A vast stretch of mountains in India's Padder Valley is believed to house sapphire reserves worth $1.2 billion, which could change the fate of one of the poorest districts of Jammu and Kashmir.

Photo of sapphire miners at work in Jammu and Kashmir’s Kishtwar district

Sapphire mining in Jammu and Kashmir’s Kishtwar district

Jehangir Ali

GULABGARH — Mohammad Abbas recalls with excitement the old days when he joined the hunt in the mountains of Jammu and Kashmir’s Kishtwar district to search the world’s most precious sapphires.

Kishtwar’s sapphire mines are hidden in the inaccessible mountains towering at an altitude of nearly 16,000 feet, around Sumchan and Bilakoth areas of Padder Valley in Machail – which is one of the most remote regions of Jammu and Kashmir.

“Up there, the weather is harsh and very unpredictable,” Abbas, a farmer, said. “One moment the high altitude sun is peeling off your skin and the next you could get frostbite. Many labourers couldn’t stand those tough conditions and fled.”

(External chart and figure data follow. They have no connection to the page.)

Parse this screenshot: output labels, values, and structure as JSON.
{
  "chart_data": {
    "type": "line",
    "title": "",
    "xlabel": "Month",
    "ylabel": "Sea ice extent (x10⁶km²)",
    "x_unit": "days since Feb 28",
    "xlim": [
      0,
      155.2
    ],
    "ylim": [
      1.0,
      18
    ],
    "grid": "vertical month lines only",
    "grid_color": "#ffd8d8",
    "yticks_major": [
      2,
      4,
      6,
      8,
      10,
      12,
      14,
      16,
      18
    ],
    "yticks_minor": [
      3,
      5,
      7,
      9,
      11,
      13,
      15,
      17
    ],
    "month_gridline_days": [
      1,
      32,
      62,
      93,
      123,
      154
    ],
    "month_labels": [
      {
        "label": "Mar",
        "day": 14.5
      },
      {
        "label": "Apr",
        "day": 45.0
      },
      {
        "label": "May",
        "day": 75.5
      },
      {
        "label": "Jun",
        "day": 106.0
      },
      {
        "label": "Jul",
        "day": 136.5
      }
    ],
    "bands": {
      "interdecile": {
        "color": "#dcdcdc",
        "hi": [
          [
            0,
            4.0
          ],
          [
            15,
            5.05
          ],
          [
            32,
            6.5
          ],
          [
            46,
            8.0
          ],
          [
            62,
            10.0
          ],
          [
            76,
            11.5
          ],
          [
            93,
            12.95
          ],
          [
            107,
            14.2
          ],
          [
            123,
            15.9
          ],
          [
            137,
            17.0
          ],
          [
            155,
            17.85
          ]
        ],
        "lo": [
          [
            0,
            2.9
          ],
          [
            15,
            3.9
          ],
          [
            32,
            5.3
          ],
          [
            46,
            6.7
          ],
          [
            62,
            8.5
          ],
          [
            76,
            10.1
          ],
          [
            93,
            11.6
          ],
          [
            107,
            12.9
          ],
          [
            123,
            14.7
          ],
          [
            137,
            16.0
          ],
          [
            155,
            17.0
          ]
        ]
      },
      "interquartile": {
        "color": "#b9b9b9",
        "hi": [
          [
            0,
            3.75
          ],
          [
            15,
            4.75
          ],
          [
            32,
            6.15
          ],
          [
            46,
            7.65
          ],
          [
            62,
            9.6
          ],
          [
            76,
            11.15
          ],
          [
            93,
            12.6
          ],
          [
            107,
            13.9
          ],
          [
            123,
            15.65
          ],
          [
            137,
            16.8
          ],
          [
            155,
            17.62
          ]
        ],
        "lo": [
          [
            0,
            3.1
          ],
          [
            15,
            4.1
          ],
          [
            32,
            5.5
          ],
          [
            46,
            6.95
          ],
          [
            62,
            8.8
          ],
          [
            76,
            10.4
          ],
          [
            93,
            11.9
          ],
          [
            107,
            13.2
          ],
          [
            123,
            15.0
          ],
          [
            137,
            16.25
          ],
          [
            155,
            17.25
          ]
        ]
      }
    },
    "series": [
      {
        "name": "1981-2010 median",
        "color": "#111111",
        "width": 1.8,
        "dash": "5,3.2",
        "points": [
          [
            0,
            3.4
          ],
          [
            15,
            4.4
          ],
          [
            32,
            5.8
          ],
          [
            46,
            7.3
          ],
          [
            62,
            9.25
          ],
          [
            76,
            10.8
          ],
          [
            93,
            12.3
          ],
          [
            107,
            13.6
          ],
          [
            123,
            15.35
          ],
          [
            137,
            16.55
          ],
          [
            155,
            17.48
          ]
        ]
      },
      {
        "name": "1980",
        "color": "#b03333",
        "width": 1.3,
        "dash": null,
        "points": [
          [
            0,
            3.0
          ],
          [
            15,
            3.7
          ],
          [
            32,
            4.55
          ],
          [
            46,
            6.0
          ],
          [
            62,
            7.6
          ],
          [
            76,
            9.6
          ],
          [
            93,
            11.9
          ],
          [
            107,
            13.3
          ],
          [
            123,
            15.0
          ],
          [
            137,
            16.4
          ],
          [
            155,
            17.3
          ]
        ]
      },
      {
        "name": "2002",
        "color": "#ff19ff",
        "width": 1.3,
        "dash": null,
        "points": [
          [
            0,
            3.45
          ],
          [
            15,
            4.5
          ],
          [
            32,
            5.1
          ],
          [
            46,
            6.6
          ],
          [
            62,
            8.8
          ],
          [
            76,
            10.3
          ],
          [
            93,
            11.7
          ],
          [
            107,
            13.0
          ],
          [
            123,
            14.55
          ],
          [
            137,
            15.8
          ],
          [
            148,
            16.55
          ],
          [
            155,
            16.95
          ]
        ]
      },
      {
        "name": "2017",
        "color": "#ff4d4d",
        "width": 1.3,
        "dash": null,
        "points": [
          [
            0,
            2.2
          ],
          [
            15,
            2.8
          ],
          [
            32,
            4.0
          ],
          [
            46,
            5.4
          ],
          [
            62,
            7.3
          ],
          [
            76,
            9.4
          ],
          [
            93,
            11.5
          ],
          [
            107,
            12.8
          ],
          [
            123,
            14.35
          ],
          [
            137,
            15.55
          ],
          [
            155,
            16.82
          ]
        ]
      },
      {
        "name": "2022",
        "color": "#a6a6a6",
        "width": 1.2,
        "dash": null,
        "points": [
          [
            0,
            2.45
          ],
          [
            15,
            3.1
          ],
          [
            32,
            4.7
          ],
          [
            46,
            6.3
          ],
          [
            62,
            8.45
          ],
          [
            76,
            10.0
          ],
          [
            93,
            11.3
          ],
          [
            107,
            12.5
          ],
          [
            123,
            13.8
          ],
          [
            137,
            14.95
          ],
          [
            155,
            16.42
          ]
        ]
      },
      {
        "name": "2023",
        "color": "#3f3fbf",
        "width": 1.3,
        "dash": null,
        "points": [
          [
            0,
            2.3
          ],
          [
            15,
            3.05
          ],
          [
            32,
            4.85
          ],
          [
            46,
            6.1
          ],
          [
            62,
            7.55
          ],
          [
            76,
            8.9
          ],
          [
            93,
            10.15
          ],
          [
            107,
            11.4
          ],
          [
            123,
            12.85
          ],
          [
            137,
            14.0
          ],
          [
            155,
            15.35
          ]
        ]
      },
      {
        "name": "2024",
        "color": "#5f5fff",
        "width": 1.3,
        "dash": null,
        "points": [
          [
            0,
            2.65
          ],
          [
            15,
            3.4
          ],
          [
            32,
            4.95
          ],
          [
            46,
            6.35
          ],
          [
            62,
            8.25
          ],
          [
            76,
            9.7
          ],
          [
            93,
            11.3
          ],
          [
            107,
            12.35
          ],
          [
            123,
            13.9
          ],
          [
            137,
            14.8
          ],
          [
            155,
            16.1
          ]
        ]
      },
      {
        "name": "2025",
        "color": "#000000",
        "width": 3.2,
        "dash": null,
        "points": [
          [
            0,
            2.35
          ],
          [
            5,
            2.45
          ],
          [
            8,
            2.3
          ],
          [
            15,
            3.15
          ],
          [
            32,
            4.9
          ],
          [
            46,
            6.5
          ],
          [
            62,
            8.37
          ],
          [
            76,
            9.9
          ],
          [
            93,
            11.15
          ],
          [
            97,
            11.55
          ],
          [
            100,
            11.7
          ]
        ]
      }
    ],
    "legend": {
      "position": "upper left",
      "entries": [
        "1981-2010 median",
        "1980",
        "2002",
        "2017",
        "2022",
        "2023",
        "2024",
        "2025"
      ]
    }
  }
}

Abbas, 56, added with a smile: “But those who stayed earned their reward, too.”

A vast stretch of mountains in Padder Valley nestled along Kishtwar district’s border with Ladakh is believed to house sapphire reserves worth $1.2 billion, according to one estimate. A 19.88-carat Kishtwar sapphire broke records in 2013 when it was sold for nearly $2.4 million.

In India, the price of sapphire with a velvety texture and true-blue peacock colour, which is found only in Kishtwar, can reach $6,000 per carat. The precious stone could change the socio-economic landscape of Kishtwar, which is one of the economically most underdeveloped districts of Jammu and Kashmir.